Andy Thoma, B: Thoma looked every bit the part of a legitimate left-back prospect with T2 in 2015, and shows every sign of being on the same trajectory as Fochive and Taylor Peay in 2014. Although Thoma didn't make his first-team debut in 2015, it won't be long until he does if he shows well in camp. In light of Jeanderson's departure, a strong camp to start 2016 would likely earn Thoma a regular place on the first-team bench and starting nods in U.S. Open Cup.
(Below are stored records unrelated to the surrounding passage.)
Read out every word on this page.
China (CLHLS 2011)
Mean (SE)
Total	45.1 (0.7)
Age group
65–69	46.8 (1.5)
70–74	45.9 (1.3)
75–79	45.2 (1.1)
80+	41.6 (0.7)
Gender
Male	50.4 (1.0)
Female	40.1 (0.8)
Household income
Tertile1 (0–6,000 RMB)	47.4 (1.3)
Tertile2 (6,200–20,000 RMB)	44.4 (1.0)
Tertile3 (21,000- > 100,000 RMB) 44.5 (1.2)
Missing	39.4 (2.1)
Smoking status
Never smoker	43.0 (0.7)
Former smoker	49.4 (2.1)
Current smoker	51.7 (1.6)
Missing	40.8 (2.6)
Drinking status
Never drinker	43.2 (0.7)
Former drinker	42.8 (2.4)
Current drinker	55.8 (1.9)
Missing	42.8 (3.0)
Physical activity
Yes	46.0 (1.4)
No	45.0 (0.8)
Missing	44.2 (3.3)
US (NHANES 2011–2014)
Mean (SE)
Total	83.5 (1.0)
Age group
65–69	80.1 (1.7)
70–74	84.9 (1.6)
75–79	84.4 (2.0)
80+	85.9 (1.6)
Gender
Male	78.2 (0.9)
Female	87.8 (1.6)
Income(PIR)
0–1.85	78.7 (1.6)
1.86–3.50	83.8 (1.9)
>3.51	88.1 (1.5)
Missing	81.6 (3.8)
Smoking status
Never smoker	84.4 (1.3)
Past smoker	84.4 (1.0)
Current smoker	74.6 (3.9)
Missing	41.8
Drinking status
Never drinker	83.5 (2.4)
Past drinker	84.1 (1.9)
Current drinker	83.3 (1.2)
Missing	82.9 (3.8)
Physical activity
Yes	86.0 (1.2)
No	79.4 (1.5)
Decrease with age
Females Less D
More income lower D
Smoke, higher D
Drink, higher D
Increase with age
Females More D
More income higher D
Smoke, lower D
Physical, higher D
Liam Ridgewell, B+: A terrific first half of the season for Ridgewell faded a little bit as the summer progressed. Still, Ridgewell was a major part of a backline that kept the Timbers afloat when the attack weighed the team down. On balance, it was a good, maybe not quite great season for Ridgewell, who the Timbers will very much want to return in 2016. The only question for Ridgewell is whether he is a worthwhile use of a designated player spot. Although there are non-DP centerbacks around the league that are as good - if not better - than Ridgewell, the effect Ridgewell has had both on the previously fragile backline and in the locker room makes overpaying a little bit for the Englishman and using a DP spot justifiable.
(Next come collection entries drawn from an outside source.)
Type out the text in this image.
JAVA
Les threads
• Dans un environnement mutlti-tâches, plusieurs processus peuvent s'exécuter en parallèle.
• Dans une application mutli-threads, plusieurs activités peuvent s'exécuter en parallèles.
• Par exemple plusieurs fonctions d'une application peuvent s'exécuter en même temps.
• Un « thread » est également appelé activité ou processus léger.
Nat Borchers, A: Had a season that was in many ways a mirror image of Ridgewell's. Made a couple mistakes early on, but Borchers was arguably the best central defender in MLS from summertime through MLS Cup. In addition to his regular excellence, Borchers came up with a handful of key goals - including a stoppage-time winner against his former club - and Nat's block of Blas Perez's would-be equalizer in the second leg of the Western Conference Final will be remembered for a long time. Normally you'd have concerns about the longevity of a 34-year-old centerback, but Borchers's expert reading of the game, unmatched fitness, and lack of reliance on athleticism make him very likely to be productive for at least another season. All told, therefore, Borchers is a no-brainer for the Timbers' newcomer of the year.
Norberto Paparatto, B-: This one is a challenge on the grading rubric. Paparatto played very well and very sparingly in 2015, making the season a little bit of a mixed bag for Papa. Although the Timbers would certainly love to keep a player of his quality in their third centerback spot, with two other 30-plus central defenders in front of Paparatto the Timbers probably need to look for some youth to fill in the depth at centerback and give the Timbers options for their succession plan in central defense. Accordingly, although it’s very possible Paparatto returns in 2016, it would make sense if both Paparatto and the Timbers decide to go in a different direction.
Anthony Manning, C+: With a good, but not great season playing for T2, Manning more or less met expectations for 2015 as a raw, but talented centerback. And although he's closer to being able to contribute at an MLS level, Manning is only the second highest-rated centerback prospect with T2 to the super-raw but budding-by-the-day Rennico Clarke. Once Clarke recovers from his late-season knee injury, expect to see these two manning the backline for T2 in 2016.
The Right Backs
Alvas Powell, B: He's still very much a 21-year-old right back and had some performances (especially late in the season) in which he showed his youth. But the athleticism and defensive ability is clearly there, as indicated by the fact that Powell won the second most tackles in MLS in 2015. Powell's defensive instincts are still developing (aided significantly this year by Borchers) and the Jamaican's attacking game is still raw, but on the whole 2015 was a year of progress on virtually every front.
Taylor Peay, A: Peay's season is summed up fairly simply: He went from a rookie USL right back in 2014 to a trusted backup for the first team in 2015. Peay was dominant in his 14 T2 starts and grew into being more than reliable in his five first-team appearances. Expect to see more of Taylor Peay in 2016.